Conceitos essenciais
Genos, a general in-network framework for unsupervised anomaly-based network intrusion detection, achieves high throughput, interpretability, and trivial updating overhead by extracting model-agnostic rules.
Resumo
The paper proposes Genos, a general in-network framework for unsupervised anomaly-based network intrusion detection (A-NIDS). Genos consists of three modules:
- Model Compiler:
- Adopts a divide-and-conquer approach to extract model-agnostic rules from the A-NIDS source model.
- Utilizes a Score Clustering Tree to partition the feature space into subspaces based on the source model's anomaly scores.
- Designs a Decision Boundary Estimation method to approximate the decision boundaries of the source model in each subspace using axis-aligned rules.
- Translates the extracted rules into P4 tables for efficient in-network deployment.
- Model Interpreter:
- Provides interpretable explanations for anomaly detections by analyzing the feature deviations from the extracted rules.
- Outperforms a state-of-the-art interpretation method (LIME) in terms of efficiency and accuracy.
- Model Debugger:
- Identifies and updates the rules responsible for false positives through two modes: patching mode and excluding mode.
- Enables incremental updates by only fine-tuning the affected rules, reducing the overhead compared to retraining the source model.

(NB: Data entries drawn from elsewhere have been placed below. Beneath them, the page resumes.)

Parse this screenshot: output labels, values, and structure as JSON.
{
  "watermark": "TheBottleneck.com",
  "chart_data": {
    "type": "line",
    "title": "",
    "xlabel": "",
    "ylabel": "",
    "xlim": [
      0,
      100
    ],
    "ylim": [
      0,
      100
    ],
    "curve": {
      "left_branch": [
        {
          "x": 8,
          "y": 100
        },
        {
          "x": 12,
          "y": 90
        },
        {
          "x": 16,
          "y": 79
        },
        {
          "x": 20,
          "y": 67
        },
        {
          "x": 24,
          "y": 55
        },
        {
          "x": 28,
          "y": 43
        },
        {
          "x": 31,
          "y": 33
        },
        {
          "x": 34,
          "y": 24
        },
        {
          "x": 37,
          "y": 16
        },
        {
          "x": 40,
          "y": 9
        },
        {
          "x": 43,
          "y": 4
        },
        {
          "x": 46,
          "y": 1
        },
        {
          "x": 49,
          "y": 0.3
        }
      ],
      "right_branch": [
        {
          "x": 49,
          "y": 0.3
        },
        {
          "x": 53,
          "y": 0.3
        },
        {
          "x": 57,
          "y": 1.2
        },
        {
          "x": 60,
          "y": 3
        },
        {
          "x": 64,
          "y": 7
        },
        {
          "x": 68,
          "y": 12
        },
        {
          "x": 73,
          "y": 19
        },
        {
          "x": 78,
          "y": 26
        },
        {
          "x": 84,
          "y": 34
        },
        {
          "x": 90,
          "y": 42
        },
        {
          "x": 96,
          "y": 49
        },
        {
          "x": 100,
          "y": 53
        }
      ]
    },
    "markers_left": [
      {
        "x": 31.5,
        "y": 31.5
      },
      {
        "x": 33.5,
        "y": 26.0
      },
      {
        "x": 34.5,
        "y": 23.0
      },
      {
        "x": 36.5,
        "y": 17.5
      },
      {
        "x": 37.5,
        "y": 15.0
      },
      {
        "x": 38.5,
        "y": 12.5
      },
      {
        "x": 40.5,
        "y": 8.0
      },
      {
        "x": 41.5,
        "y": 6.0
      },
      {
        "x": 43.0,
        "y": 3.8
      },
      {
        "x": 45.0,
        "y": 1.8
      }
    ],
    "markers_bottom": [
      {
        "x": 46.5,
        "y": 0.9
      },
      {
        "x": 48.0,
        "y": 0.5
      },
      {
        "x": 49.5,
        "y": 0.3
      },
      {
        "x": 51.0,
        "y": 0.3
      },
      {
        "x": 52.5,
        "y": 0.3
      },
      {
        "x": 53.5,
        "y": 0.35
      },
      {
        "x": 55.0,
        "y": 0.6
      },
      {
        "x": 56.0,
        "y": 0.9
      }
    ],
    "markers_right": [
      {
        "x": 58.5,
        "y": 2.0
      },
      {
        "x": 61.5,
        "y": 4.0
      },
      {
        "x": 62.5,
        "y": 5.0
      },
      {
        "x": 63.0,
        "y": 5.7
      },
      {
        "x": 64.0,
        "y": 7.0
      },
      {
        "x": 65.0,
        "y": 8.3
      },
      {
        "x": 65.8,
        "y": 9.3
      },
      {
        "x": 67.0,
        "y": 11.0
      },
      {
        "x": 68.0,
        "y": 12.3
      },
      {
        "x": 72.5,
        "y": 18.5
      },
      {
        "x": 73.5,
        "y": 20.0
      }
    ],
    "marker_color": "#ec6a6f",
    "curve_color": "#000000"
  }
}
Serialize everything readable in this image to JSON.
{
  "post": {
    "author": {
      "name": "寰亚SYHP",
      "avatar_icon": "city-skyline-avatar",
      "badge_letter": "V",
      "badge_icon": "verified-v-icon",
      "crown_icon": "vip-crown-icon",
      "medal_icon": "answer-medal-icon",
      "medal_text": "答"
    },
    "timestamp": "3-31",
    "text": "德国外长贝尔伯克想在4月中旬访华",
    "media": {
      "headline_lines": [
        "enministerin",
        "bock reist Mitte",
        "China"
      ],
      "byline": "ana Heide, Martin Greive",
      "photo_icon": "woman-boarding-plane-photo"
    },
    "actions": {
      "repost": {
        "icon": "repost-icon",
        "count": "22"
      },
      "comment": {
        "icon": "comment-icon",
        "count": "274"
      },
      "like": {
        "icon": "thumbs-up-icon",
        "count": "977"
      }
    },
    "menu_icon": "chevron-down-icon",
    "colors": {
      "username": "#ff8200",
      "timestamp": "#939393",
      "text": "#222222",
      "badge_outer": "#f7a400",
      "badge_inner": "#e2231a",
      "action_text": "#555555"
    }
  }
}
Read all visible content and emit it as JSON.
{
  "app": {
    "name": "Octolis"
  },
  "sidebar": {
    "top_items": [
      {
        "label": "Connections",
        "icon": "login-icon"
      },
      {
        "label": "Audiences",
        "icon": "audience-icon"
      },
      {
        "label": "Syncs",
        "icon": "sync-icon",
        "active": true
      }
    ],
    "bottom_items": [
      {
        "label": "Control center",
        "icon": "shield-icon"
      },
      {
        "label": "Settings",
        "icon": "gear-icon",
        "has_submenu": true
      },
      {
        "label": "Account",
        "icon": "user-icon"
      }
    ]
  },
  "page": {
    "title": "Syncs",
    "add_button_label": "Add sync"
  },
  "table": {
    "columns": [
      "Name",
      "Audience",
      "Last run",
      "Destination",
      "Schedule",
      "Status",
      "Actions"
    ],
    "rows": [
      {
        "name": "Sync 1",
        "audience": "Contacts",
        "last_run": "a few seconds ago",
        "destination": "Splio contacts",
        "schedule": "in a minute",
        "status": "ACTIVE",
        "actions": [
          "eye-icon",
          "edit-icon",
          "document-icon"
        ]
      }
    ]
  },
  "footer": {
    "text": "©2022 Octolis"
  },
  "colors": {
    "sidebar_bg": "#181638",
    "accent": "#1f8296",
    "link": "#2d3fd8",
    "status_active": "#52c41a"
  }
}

Genos is implemented on a commodity programmable switch, achieving a throughput of around 100 Gbps, high interpretability, and trivial updating overhead, outperforming several prior works.
Estatísticas
The network traffic datasets used are CIC-IDS and TON-IoT, containing a wide range of realistic attack traffic.
The source A-NIDS models (autoencoder, variational autoencoder, one-class SVM, isolation forest) achieve AUC scores ranging from 0.9879 to 0.9998 on the datasets.